36. The Appellant was found hiding and bleeding. This connects with the evidence that the deceased Hassan had walloped him with a cooking stick forcing him to abandon the motorbike and dash into an alley. He was therefore the bearer of the firearm that was used during the robbery.

37. The Appellant submitted that there was contradiction as to the name of the person who died in the robbery. PW5 testified that he conducted post-mortem on the body of Hassan Karisa. Although the police when requesting for post-mortem referred to the body of Hassan Bidali, the place filled by the doctor shows the body upon which post-mortem was performed was that of Hassan Karisa. PW2 and PW3 are named as the persons who identified the body for purposes of post mortem. This tallies with their evidence that they witnessed post-mortem on the body of Hassan. There is therefore no merit in the Appellant’s claim that post-mortem was performed on the body of a person different from the Hassan Karisa killed during the robbery.

38. The issue of the exact amount stolen during the robbery does not make much difference. The evidence points to the fact that money was stolen during the robbery. Two mobile phones were also stolen from PW1. Force was used to steal and in the process somebody was killed. The ingredients of the charge of robbery with violence were therefore proved by the prosecution.

39. Upon perusal of the evidence adduced, I agree with the trial court that the Appellant was one of the robbers who robbed PW1 in PW3’s hotel. In light of the evidence that was adduced by the prosecution, the defence that was advanced by the Appellant collapsed in its entirety. The conviction was proper and the appeal on conviction is dismissed for want of merit.

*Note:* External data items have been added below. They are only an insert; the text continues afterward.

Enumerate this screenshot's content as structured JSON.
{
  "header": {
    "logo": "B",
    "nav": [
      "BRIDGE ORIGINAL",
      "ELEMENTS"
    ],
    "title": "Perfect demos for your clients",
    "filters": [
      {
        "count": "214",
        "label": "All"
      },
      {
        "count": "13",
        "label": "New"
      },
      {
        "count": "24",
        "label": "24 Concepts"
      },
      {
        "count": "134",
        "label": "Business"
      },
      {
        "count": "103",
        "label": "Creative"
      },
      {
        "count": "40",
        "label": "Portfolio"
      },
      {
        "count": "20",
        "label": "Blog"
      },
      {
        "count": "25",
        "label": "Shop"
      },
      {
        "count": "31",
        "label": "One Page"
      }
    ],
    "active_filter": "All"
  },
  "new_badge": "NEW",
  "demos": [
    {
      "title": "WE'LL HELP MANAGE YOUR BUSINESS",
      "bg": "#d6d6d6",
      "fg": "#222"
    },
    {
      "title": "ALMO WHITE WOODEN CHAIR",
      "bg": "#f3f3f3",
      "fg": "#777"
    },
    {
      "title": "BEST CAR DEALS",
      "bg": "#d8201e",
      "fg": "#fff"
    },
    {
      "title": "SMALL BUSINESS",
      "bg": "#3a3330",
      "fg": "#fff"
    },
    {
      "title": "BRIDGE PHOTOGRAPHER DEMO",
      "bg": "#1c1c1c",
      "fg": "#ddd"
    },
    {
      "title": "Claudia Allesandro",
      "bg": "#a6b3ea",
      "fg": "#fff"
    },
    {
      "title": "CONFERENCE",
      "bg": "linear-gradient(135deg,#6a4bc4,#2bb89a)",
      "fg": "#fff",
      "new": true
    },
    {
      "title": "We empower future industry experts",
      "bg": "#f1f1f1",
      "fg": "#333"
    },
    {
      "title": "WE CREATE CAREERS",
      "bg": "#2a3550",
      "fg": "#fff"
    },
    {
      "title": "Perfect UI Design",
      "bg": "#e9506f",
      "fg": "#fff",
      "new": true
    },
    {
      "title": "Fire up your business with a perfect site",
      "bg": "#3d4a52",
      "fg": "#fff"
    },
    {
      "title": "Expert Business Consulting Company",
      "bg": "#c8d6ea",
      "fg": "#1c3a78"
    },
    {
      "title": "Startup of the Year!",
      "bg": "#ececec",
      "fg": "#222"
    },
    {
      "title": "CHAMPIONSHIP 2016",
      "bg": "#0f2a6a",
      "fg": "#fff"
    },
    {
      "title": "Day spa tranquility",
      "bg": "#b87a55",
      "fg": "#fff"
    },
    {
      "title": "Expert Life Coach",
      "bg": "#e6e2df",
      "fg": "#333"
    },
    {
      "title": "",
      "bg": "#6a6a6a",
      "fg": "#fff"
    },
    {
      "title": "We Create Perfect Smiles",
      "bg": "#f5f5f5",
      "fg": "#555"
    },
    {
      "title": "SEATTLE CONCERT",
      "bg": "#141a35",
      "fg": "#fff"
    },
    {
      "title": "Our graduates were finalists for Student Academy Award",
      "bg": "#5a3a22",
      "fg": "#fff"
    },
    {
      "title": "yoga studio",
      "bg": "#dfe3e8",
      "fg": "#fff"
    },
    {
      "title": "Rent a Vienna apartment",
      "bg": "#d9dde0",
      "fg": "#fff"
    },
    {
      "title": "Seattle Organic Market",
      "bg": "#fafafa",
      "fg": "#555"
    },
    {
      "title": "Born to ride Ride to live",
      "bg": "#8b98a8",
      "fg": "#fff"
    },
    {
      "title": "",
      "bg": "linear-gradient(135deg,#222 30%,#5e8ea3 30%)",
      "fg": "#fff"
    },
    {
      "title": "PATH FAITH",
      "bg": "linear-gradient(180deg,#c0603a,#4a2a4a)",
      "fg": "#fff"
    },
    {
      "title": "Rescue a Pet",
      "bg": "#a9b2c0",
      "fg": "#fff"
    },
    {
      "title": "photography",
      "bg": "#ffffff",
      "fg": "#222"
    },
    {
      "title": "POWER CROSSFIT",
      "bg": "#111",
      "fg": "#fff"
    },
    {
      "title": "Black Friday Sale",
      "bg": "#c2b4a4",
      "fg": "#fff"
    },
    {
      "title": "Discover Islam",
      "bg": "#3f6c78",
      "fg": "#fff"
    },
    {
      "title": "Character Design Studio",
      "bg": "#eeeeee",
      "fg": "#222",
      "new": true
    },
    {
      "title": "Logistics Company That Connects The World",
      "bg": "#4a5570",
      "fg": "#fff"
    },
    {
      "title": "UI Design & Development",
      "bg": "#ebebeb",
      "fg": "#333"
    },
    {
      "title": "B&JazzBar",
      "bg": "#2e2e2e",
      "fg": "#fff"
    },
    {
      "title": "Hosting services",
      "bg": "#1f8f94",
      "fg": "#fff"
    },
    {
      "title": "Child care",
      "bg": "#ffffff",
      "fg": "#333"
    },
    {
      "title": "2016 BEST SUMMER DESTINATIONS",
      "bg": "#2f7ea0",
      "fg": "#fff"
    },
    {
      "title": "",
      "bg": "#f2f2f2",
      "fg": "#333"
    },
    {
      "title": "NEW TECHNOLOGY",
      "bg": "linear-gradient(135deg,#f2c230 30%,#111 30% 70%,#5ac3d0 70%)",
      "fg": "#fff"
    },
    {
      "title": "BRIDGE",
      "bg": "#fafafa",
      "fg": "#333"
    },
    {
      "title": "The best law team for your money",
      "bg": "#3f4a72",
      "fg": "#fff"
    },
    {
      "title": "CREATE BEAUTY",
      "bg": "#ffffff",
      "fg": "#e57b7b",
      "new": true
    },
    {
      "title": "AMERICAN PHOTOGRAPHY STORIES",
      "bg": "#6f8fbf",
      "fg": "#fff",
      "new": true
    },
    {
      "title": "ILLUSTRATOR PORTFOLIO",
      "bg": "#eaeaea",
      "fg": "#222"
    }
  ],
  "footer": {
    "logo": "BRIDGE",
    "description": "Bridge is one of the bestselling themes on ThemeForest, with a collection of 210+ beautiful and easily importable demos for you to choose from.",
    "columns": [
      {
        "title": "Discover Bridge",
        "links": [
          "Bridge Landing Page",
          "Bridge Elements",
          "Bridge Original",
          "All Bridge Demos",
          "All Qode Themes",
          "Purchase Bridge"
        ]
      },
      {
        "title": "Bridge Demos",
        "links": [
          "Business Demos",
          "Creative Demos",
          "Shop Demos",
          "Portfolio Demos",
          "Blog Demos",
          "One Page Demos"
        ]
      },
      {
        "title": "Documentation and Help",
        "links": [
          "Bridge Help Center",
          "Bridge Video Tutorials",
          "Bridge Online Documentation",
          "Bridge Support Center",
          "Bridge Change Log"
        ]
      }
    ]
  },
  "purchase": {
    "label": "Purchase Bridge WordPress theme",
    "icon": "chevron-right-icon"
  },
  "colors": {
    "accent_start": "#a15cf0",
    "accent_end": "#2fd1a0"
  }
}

40. As for the sentence, I agree with the Appellant that post the Muruatetu case (supra), the sentence of death is no longer mandatory where an accused person is convicted for robbery with violence contrary to Section 296(2) of the Penal Code.

41. In his mitigation before the trial court, the Appellant indicated that he was a young man who was asthmatic and had contracted TB and had ulcers. It is noted that a life was lost during the robbery. Though the facts show that the Appellant only used his firearm after he was attacked by the deceased Hassan Karisa, the fact remains that the Appellant turned violent and shot and killed the deceased.

42. Though in the circumstances of this case I would not impose the sentence of death on the Appellant, I find it necessary to impose a long custodial sentence so as to keep the Appellant away from society. His greed led to the unnecessary loss of life and severe punishment is called for. I set aside the sentence of death passed upon the Appellant and substitute it with thirty (30) years imprisonment.

Dated, signed and delivered at Malindi this 6th day of December, 2018.